Rosovsky Will Not Initiate Discussion of ROTC Issue
Dean Rosovsky last week said he has many immediate issues more important than ROTC to deal with this year.
"Literally no one has talked to me about it (ROTC)," Rosovsky said, nothing that neither the Faculty nor the Faculty Council have a discussion of ROTC on their agenda.
Rosovsky said in a wide-ranging interview Friday that he would not initiate discussion of ROTC, but he reiterated President Bok's Commencement week statement that ROTC should be examined on its merits if it were ever discussed.
Rosovsky listed several University issues he considers of prime interest in the coming year.
"The big task for the Faculty this year is to make budget decisions at the margin," he said. Rosovsky, an economist by training, said he thought the Faculty had done little thinking about the interdependent aspects of the University budget.
"There are some dark clouds on the horizon; the main one is inflation" he said. "If the cost of living continues to increase, that will create enormous problems next year, in '73-74."
He said the financial squeeze is giving the University trouble in keeping up with the inflation.
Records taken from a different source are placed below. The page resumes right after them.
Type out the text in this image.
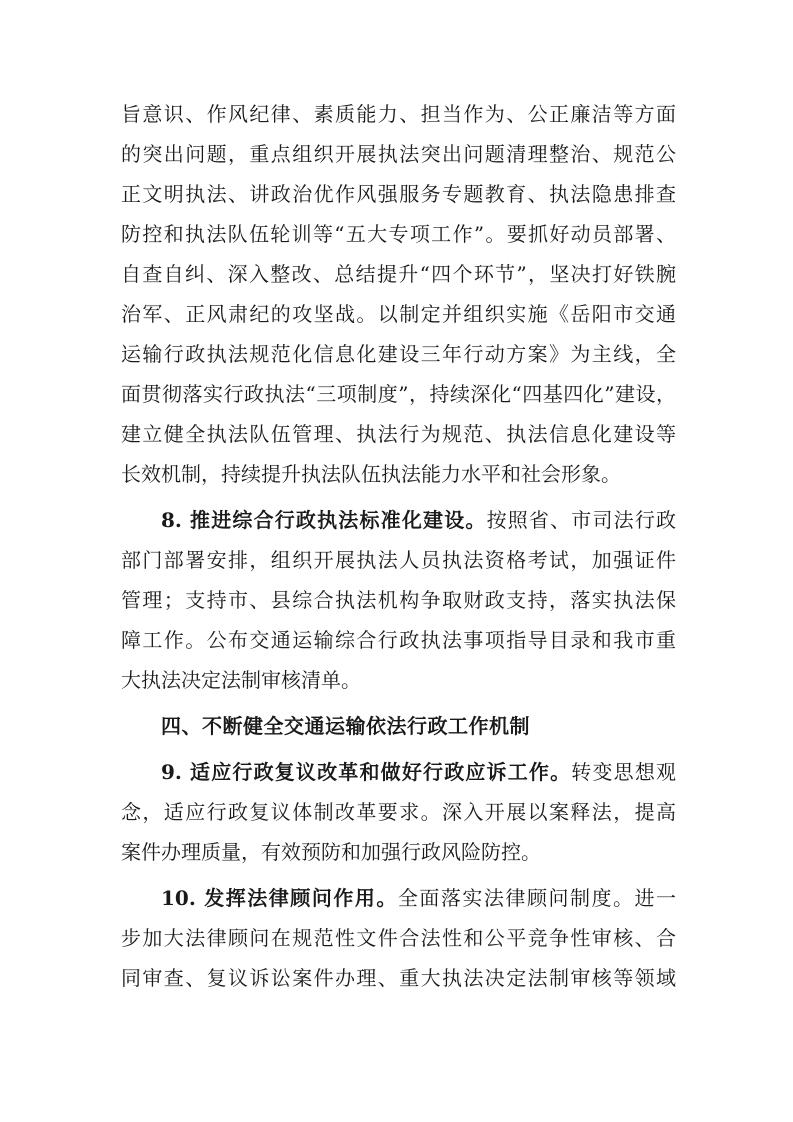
旨意识、作风纪律、素质能力、担当作为、公正廉洁等方面
的突出问题，重点组织开展执法突出问题清理整治、规范公
正文明执法、讲政治优作风强服务专题教育、执法隐患排查
防控和执法队伍轮训等“五大专项工作”。要抓好动员部署、
自查自纠、深入整改、总结提升“四个环节”，坚决打好铁腕
治军、正风肃纪的攻坚战。以制定并组织实施《岳阳市交通
运输行政执法规范化信息化建设三年行动方案》为主线，全
面贯彻落实行政执法“三项制度”，持续深化“四基四化”建设，
建立健全执法队伍管理、执法行为规范、执法信息化建设等
长效机制，持续提升执法队伍执法能力水平和社会形象。
8. 推进综合行政执法标准化建设。按照省、市司法行政
部门部署安排，组织开展执法人员执法资格考试，加强证件
管理；支持市、县综合执法机构争取财政支持，落实执法保
障工作。公布交通运输综合行政执法事项指导目录和我市重
大执法决定法制审核清单。
四、不断健全交通运输依法行政工作机制
9. 适应行政复议改革和做好行政应诉工作。转变思想观
念，适应行政复议体制改革要求。深入开展以案释法，提高
案件办理质量，有效预防和加强行政风险防控。
10. 发挥法律顾问作用。全面落实法律顾问制度。进一
步加大法律顾问在规范性文件合法性和公平竞争性审核、合
同审查、复议诉讼案件办理、重大执法决定法制审核等领域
Graduate student support is an area of serious concern, Rosovsky said because of rapidly rising costs. He noted that the price of foreign books, for example, is up 30 per cent since last year because of the dollar's devaluation.
On other University issues, the new dean said he had urged President Bok to name a University-wide committee to deal with calendar reform. Rosovsky said he thought MIT as well as other Harvard faculties should be involved in the calendar discussions, possibley leading to a more compatible semester arrangement.
Rosovsky cited undergraduate teaching as a main area for concentrated effort. He said some "research" professors need to be more motivated to teaching, but disclaimed any real dichotomy between research and teaching professors.
One pathway toward a better University would be more flexibility in faculty assignments, he said, though reallocating professorial appointments between fields is a difficult matter.
Rosovsky said there should be no distinction between the University's treatment of men and women. Commenting on the non-merger-merger agreement between Harvard and Radcliffe which is due to expire in 1974, Rosovsky said he would be very surprised if a new agreement included an increase in the size of the College.